– Он ж не высушил меня, чтобы снова облизать? – спросила я у
Соломона.
– Нет-нет, к нему уже возвращается разум, на глаза посмотри! И
не выходи из поля зрения Дитриха – и все будет отлично. Дитрих,
Дитрих, ты меня слышишь? Пришел в себя? Больше не желаешь содрать с
меня шкуру?
– О моем желании содрать твою шкуру, Соломон, тебе лучше не
упоминать, – низкий и мелодичный голос дракона казался нереальным.
– По срочному делу стоило отлучиться всего на сутки, а мою законную
невесту украли сумасшедшие маги, проводящие непонятные эксперименты
на детях!
– С кем не бывает? – заметил Соломон, предусмотрительно
юркнувший мне за спину. – Зато я все-все бумаги скопировал,
артефакты собрал, все подозрительное и непонятное – от сейфов до
картин со странной аурой, упаковал.
– Это упаковал не ты, а мои люди вместе с Франсуа-Доминик, –
ответил Дитрих, впрочем, звук больше походил на рычание. –
Допросил?
– Не успел!
– Что же за беда? Я сейчас в таком настроении, что никого в
живых оставлять не хочу, – ухмыльнулся дракон.
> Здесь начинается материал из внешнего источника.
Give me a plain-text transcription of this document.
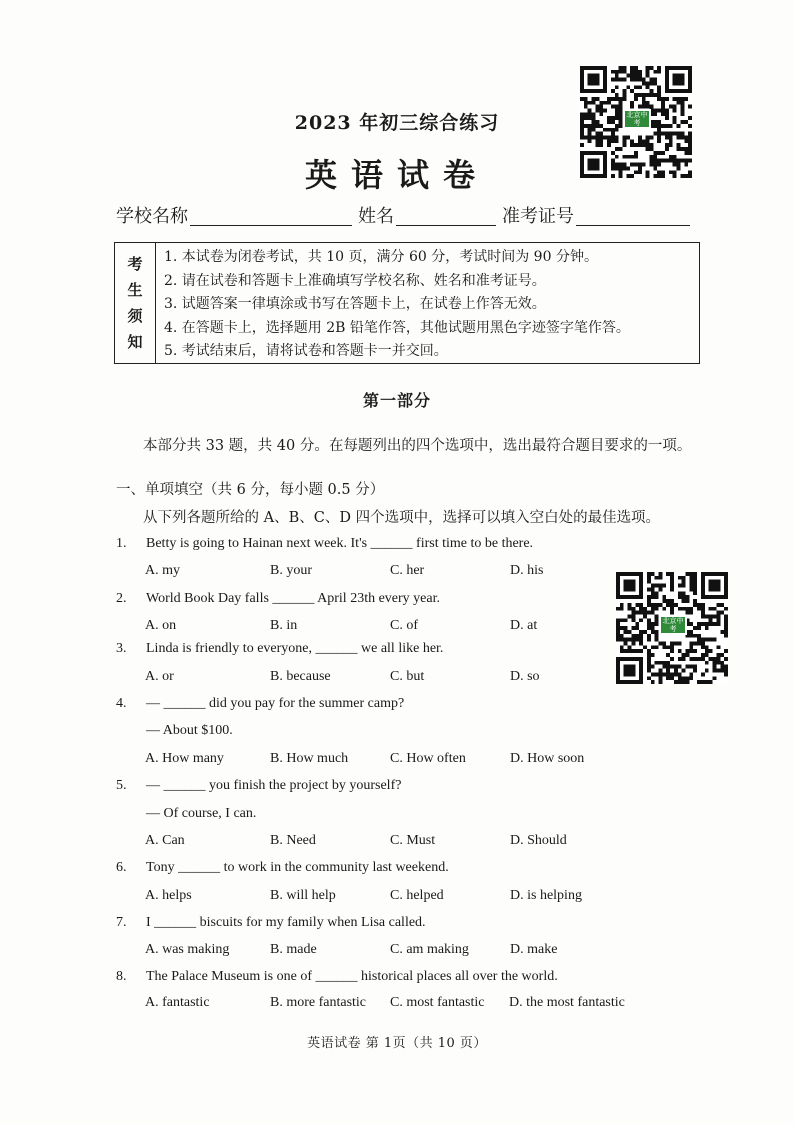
2023 年初三综合练习
英语试卷
北京中考
学校名称	姓名	准考证号
考
生
须
知
1. 本试卷为闭卷考试，共 10 页，满分 60 分，考试时间为 90 分钟。
2. 请在试卷和答题卡上准确填写学校名称、姓名和准考证号。
3. 试题答案一律填涂或书写在答题卡上，在试卷上作答无效。
4. 在答题卡上，选择题用 2B 铅笔作答，其他试题用黑色字迹签字笔作答。
5. 考试结束后，请将试卷和答题卡一并交回。
第一部分
本部分共 33 题，共 40 分。在每题列出的四个选项中，选出最符合题目要求的一项。
一、单项填空（共 6 分，每小题 0.5 分）
从下列各题所给的 A、B、C、D 四个选项中，选择可以填入空白处的最佳选项。
1.	Betty is going to Hainan next week. It's ______ first time to be there.
A. my	B. your	C. her	D. his
2.	World Book Day falls ______ April 23th every year.
A. on	B. in	C. of	D. at
3.	Linda is friendly to everyone, ______ we all like her.
A. or	B. because	C. but	D. so
4.	— ______ did you pay for the summer camp?
— About $100.
A. How many	B. How much	C. How often	D. How soon
5.	— ______ you finish the project by yourself?
— Of course, I can.
A. Can	B. Need	C. Must	D. Should
6.	Tony ______ to work in the community last weekend.
A. helps	B. will help	C. helped	D. is helping
7.	I ______ biscuits for my family when Lisa called.
A. was making	B. made	C. am making	D. make
8.	The Palace Museum is one of ______ historical places all over the world.
A. fantastic	B. more fantastic C. most fantastic D. the most fantastic
北京中考
英语试卷 第 1页（共 10 页）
– А придется, – заметил Соломон. – Убивать их – плохая идея,
потом пожалеешь.
– Соломон, ты забываешь, что такое драконья ярость. Если я не
вымещу ее на чем-то или ком-то, то о последствиях тебе говорить не
нужно же, да? Лучше меня до такого состояния было не доводить, но
если уж довели…
Драконья ярость? Это звучало как-то странно, не так, словно это
обычная злость или желание разбить чашку в порыве гнева. Скорее,
как диагноз?
– Да знаю я, знаю. Но ты аргументы-то дослушай, почему убивать
их…
– Если речь идет о свидетельских показаниях, то хватит и бумаг,
сам сказал. Да и все эти маги под заклинанием молчания. Стоит
попытаться что-то узнать – сами помрут.
– Ну хоть Беллена захвати живым! – взмолился кот. – А то
расстроишься потом.
И чего он так его защищает?
– Я? Расстроюсь? – дракон расхохотался.
– Расстроишься, что так быстро убил, – сказал Соломон. –
Помнишь, такое уже было? Когда детей пытались похитить, а ты
похитителя пришиб? Потом жаловался два месяца мне, один Двену, один
Уэйну, что сделал все слишком быстро, что смерть их была слишком
легкой. И полгода донимал Франсуа-Доминик, которая потом
нажаловалась мне. Не надо нам таких повторений.
– Не сравнивай, – ответил Дитрих. – Этот безумец угрожал выдать
Амелию, мою прекрасную милую и беззащитную племянницу, за своего
старшего сына – редкостного напыщенного идиота.